The presidential campaign of 1960, for example, gave us the concept of pseudo-events like debates and photo ops, which inevitably led to the development of pseudo-qualifications on which dozens of candidates have run ever since (and on which several have actually won).
Indeed, the practice of public relations has arguably lifted more lessons from politics than the other way around. Sometimes the wrong lessons (the use of war rooms and truth squads, negative campaigning, etc.). But also useful lessons (micro-targetting, staying on message, etc.).
Ever since Obama's 2008 campaign, social media has been the dominant platform of campaigning, just as television had been since the 1960s. It was not only the key to the Obama campaign's fund-raising, it also proved to be critical in his ground game of turning out the vote, giving communities of common interest targeted information, and engaging people who had previously expressed little interest in politics.
Social media had been around long before Obama's campaign, of course. But his team was the first to realize social media are not new screens, ripe for advertising messages, so much as on-going conversations with their own rules of engagement.
So it will be interesting to see how long its takes for PR practitioners to internalize the insights emerging from the latest bi-annual exercise in electioneering.

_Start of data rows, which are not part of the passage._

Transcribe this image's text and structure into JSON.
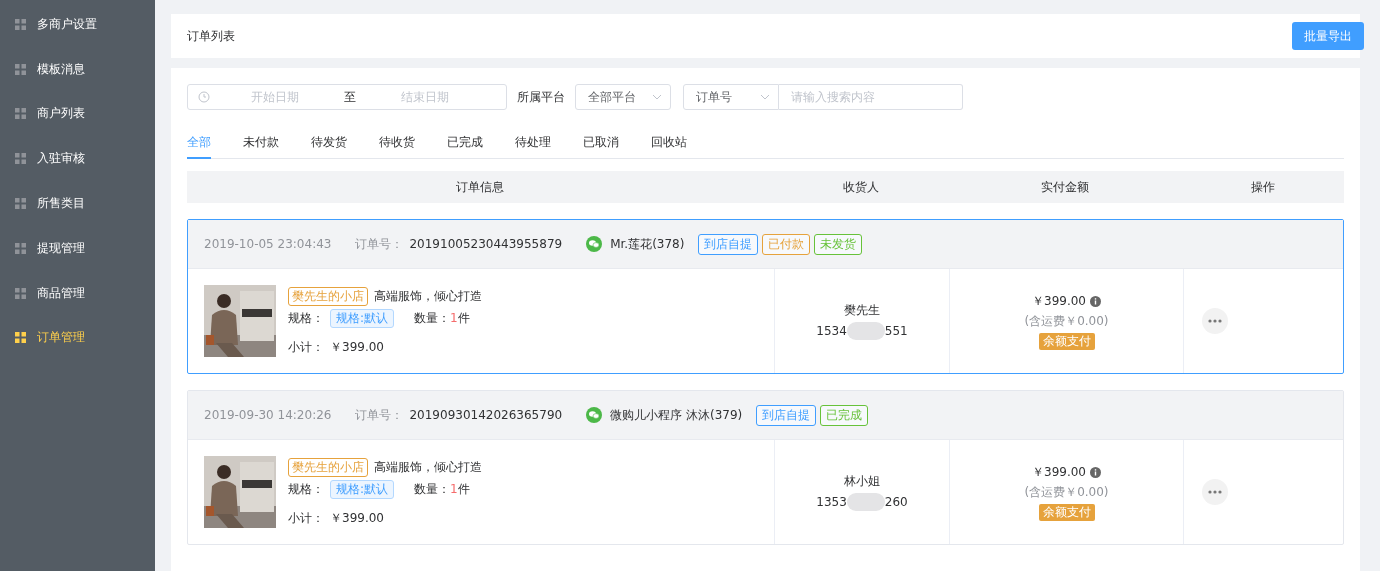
{
  "sidebar": {
    "items": [
      {
        "label": "多商户设置",
        "selected": false
      },
      {
        "label": "模板消息",
        "selected": false
      },
      {
        "label": "商户列表",
        "selected": false
      },
      {
        "label": "入驻审核",
        "selected": false
      },
      {
        "label": "所售类目",
        "selected": false
      },
      {
        "label": "提现管理",
        "selected": false
      },
      {
        "label": "商品管理",
        "selected": false
      },
      {
        "label": "订单管理",
        "selected": true
      }
    ]
  },
  "header": {
    "title": "订单列表",
    "export_button": "批量导出"
  },
  "filters": {
    "start_placeholder": "开始日期",
    "range_separator": "至",
    "end_placeholder": "结束日期",
    "platform_label": "所属平台",
    "platform_value": "全部平台",
    "search_type": "订单号",
    "search_placeholder": "请输入搜索内容"
  },
  "tabs": [
    {
      "label": "全部",
      "selected": true
    },
    {
      "label": "未付款",
      "selected": false
    },
    {
      "label": "待发货",
      "selected": false
    },
    {
      "label": "待收货",
      "selected": false
    },
    {
      "label": "已完成",
      "selected": false
    },
    {
      "label": "待处理",
      "selected": false
    },
    {
      "label": "已取消",
      "selected": false
    },
    {
      "label": "回收站",
      "selected": false
    }
  ],
  "table": {
    "columns": [
      "订单信息",
      "收货人",
      "实付金额",
      "操作"
    ]
  },
  "orders": [
    {
      "selected": true,
      "time": "2019-10-05 23:04:43",
      "order_label": "订单号：",
      "order_no": "20191005230443955879",
      "buyer": "Mr.莲花(378)",
      "tags": [
        {
          "label": "到店自提",
          "color": "#409eff"
        },
        {
          "label": "已付款",
          "color": "#e6a23c"
        },
        {
          "label": "未发货",
          "color": "#67c23a"
        }
      ],
      "shop": "樊先生的小店",
      "product": "高端服饰，倾心打造",
      "spec_label": "规格：",
      "spec": "规格:默认",
      "qty_label": "数量：",
      "qty": "1",
      "qty_unit": "件",
      "subtotal_label": "小计：",
      "subtotal": "￥399.00",
      "receiver": "樊先生",
      "phone_start": "1534",
      "phone_end": "551",
      "amount": "￥399.00",
      "shipping": "(含运费￥0.00)",
      "payment": "余额支付"
    },
    {
      "selected": false,
      "time": "2019-09-30 14:20:26",
      "order_label": "订单号：",
      "order_no": "20190930142026365790",
      "buyer": "微购儿小程序 沐沐(379)",
      "tags": [
        {
          "label": "到店自提",
          "color": "#409eff"
        },
        {
          "label": "已完成",
          "color": "#67c23a"
        }
      ],
      "shop": "樊先生的小店",
      "product": "高端服饰，倾心打造",
      "spec_label": "规格：",
      "spec": "规格:默认",
      "qty_label": "数量：",
      "qty": "1",
      "qty_unit": "件",
      "subtotal_label": "小计：",
      "subtotal": "￥399.00",
      "receiver": "林小姐",
      "phone_start": "1353",
      "phone_end": "260",
      "amount": "￥399.00",
      "shipping": "(含运费￥0.00)",
      "payment": "余额支付"
    }
  ]
}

Ben Smith's latest BuzzFeed column hits on a particularly intriguing insight:
"Persuasion works differently when it relies on sharing. ... And the social conversation favors things that generations of politicians have been trained to avoid: spontaneity, surprise, authenticity, humor, raw edge, the occasional human stumble. (Joe Biden!)...
"A few modern politicians appear to have a real feel for the raw emotion and, sometimes, (apparent) spontaneity that people will want to share. Elizabeth Warren's blunt and casual economic 2011 tirade and Ted Cruz's theatrical confrontations (and even his own low-production-value cell phone videos) are the beginnings of that viral populism for which the social web has opened a real space."
How long will it take for major brands to figure out what this means for them?